The names of the query_sql variable and execute function cannot be modified or moved to different cells in a notebook. When saving the notebook, these cells are saved, and all other cells are discarded.
This allows users to test in other cells before committing and deploying the code.
Testing Section
# Example 1: Testing section for Python node
from ganymede_sdk import Ganymede
# Declare Ganymede object, which retrieves Ganymede context object from prior run to enable mimicking the execution environment of the most recent pipeline run
g = Ganymede()
# Retrieve dataframes to process; the context object enables rendering of Jinja template variables used in data retrieval
# More detail can be found on the Flow Context & Metadata page of this documentation, under the Template Variables section
result_dfs = g.retrieve_sql(query_sql)
result_dfs
# Run user-defined python on retrieved data
res = execute(result_dfs, ganymede_context=g.ganymede_context)
res
The testing section enables users to test pipeline code prior to deployment. In the example above, the testing code executes query_sql and sends the result to the execute function.
Nodes that load data use a file upload widget so that a file can be uploaded prior to processing. Running the code below yields a button that allows users to submit a CSV file. Data associated with the code can be accessed by the execute function as shown in the 2nd code snippet below.

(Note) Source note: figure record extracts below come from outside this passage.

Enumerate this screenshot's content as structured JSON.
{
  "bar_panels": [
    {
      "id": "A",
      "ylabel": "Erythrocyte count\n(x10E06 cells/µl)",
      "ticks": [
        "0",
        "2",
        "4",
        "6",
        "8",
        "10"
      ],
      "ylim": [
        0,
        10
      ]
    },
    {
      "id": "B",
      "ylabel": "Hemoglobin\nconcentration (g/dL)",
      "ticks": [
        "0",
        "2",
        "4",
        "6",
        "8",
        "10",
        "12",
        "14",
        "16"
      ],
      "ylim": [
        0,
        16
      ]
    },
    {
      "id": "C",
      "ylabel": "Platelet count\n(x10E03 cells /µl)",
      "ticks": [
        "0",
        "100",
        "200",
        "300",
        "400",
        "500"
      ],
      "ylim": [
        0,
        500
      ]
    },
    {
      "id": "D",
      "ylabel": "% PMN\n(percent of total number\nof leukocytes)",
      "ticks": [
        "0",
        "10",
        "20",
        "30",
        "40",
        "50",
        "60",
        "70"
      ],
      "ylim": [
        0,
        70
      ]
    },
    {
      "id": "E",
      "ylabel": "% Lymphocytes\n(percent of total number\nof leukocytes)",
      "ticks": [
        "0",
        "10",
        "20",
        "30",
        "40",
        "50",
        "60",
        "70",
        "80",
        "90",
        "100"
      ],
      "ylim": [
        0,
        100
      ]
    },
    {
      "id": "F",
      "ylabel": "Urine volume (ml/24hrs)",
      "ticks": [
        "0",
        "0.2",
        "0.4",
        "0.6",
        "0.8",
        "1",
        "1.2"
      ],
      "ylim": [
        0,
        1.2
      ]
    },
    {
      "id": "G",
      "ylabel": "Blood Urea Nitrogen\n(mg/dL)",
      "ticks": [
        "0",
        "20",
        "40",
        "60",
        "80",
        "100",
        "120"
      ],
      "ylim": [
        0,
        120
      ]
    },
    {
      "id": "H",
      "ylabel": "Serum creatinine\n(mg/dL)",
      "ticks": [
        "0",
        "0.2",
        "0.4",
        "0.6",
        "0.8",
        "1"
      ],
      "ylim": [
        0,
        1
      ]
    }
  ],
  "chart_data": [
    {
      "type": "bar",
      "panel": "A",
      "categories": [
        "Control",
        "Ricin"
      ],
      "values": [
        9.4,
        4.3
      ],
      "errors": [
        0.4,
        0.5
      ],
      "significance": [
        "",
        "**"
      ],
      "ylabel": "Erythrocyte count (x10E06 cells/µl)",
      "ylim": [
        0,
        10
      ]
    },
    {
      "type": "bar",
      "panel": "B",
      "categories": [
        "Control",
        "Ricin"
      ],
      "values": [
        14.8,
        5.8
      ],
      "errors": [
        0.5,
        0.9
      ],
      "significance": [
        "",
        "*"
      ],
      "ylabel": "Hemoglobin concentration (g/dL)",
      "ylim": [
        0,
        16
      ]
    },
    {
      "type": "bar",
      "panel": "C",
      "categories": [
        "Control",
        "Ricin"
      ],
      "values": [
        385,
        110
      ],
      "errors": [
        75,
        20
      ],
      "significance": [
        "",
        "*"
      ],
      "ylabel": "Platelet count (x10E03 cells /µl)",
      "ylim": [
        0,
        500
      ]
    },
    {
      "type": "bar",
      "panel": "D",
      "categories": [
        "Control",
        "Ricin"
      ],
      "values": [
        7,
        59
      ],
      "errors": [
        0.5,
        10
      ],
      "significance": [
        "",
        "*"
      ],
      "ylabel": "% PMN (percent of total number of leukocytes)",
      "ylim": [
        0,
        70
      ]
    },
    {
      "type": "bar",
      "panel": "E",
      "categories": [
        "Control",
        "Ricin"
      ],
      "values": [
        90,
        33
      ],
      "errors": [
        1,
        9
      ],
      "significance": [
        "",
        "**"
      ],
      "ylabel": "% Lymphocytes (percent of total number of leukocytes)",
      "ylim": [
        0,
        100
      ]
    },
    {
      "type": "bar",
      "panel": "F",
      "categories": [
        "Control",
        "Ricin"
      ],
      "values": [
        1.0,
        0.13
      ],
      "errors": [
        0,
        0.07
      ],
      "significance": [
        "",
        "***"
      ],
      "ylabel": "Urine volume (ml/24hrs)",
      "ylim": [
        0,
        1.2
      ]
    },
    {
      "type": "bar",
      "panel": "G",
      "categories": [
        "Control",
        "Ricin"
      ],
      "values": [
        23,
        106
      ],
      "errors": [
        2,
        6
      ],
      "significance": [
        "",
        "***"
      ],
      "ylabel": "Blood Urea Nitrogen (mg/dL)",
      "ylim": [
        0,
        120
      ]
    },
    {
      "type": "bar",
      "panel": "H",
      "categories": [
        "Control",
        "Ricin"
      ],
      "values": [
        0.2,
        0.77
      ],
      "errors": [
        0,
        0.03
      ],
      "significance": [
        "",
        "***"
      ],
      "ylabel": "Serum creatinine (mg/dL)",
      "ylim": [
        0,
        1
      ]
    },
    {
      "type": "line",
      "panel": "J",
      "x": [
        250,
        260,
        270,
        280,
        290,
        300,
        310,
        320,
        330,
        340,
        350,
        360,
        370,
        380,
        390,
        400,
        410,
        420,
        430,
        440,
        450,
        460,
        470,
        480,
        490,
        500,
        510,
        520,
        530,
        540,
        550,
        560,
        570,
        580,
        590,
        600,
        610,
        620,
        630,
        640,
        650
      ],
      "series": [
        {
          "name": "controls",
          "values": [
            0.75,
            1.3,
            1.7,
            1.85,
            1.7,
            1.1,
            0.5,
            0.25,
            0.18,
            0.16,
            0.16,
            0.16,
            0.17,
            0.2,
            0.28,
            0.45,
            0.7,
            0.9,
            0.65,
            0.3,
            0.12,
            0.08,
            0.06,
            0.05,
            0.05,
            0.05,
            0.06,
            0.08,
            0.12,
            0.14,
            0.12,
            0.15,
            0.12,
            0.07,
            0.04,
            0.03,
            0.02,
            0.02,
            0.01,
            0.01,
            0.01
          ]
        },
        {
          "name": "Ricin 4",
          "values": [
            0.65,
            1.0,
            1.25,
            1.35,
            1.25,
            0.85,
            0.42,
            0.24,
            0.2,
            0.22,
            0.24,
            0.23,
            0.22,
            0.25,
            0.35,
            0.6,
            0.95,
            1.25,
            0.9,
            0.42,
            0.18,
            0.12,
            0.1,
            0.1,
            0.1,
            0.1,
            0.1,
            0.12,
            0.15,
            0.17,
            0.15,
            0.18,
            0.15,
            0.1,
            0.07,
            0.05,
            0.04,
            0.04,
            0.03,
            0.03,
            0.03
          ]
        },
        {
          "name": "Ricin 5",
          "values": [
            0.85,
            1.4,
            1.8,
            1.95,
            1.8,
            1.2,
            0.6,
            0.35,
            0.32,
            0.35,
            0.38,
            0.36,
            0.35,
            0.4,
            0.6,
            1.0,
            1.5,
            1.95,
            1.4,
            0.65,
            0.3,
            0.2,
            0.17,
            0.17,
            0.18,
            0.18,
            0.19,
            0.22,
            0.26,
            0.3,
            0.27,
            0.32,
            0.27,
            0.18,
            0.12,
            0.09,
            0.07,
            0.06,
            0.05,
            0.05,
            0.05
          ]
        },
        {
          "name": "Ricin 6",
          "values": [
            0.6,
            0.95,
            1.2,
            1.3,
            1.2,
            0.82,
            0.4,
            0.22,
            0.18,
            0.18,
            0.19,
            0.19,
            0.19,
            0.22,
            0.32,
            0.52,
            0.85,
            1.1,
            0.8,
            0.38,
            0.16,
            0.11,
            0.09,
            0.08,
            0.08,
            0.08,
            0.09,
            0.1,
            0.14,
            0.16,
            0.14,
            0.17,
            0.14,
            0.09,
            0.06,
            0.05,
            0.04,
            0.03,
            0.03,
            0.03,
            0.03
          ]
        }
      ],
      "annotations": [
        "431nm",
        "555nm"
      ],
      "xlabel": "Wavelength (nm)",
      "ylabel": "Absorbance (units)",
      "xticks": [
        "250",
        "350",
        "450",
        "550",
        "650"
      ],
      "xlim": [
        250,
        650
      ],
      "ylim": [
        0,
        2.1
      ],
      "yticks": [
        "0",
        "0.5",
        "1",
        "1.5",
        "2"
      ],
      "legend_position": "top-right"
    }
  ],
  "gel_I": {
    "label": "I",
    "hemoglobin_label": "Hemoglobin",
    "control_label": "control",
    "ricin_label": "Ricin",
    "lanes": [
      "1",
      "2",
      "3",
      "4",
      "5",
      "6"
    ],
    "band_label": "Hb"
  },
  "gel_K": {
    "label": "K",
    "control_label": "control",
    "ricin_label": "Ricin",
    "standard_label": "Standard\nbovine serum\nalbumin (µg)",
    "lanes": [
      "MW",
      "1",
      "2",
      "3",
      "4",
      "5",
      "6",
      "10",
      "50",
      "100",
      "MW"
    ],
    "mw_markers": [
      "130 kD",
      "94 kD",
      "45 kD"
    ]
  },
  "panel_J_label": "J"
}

# Example 2: Testing section for Input_File node
# Create widget for uploading CSV for testing node operation
from IPython.display import display
import ipywidgets as widgets
# Create file upload widget
file_uploader = widgets.FileUpload(
multiple=False,
)
display(file_uploader)
# ---
# Retrieve context variable from most recent run
from ganymede_sdk import Ganymede
g = Ganymede()
# Assemble file uploaded into dictionary keyed by filename
f = file_uploader.value[0]
input_file = {f.name: f.content.tobytes()}
print("\nInput file: \n" + "\n".join(input_file.keys()))
# ---
# Run user-defined Python on uploaded file
res = execute(input_file, ganymede_context=g.ganymede_context)
res
Saving and Deploying Pipeline Code
You can save notebooks in a few ways:
- Clicking the button in the upper right hand corner of the notebook.
- Typing
Cmd+S
(Mac) orCtrl+S
(Windows/Linux) to save the pipeline cell(s). - Selecting the Kernel menu and then selecting Save Commit and Deploy.
Executing any of these actions will lint the pipeline cell(s), and then commit and deploy the pipeline code to the workflow orchestrator. A pop-up will box will appear for each of these actions; lint warnings/errors will be displayed in the initial pop-up, and commit confirmation will be displayed on the second pop-up.
Code is committed and deployed upon saving, even if it does not pass linting, and even if it is not executed prior to saving. This allows you to step outside the structure enforced by black and ruff if desired.
Adding Flow inputs
Flows can be configured to accept user inputs at the start of each run by selecting the appropriate node and saving the Flow. There are three types of inputs:
- File inputs (e.g. - FileAny, FileCSV, etc.)
- Text (string) inputs (e.g. - string)
- Tag inputs (e.g. - TagBenchling)
A list of available nodes and their associated categories can be found on the table listing of node characteristics More detail can be found on the Node documentation page.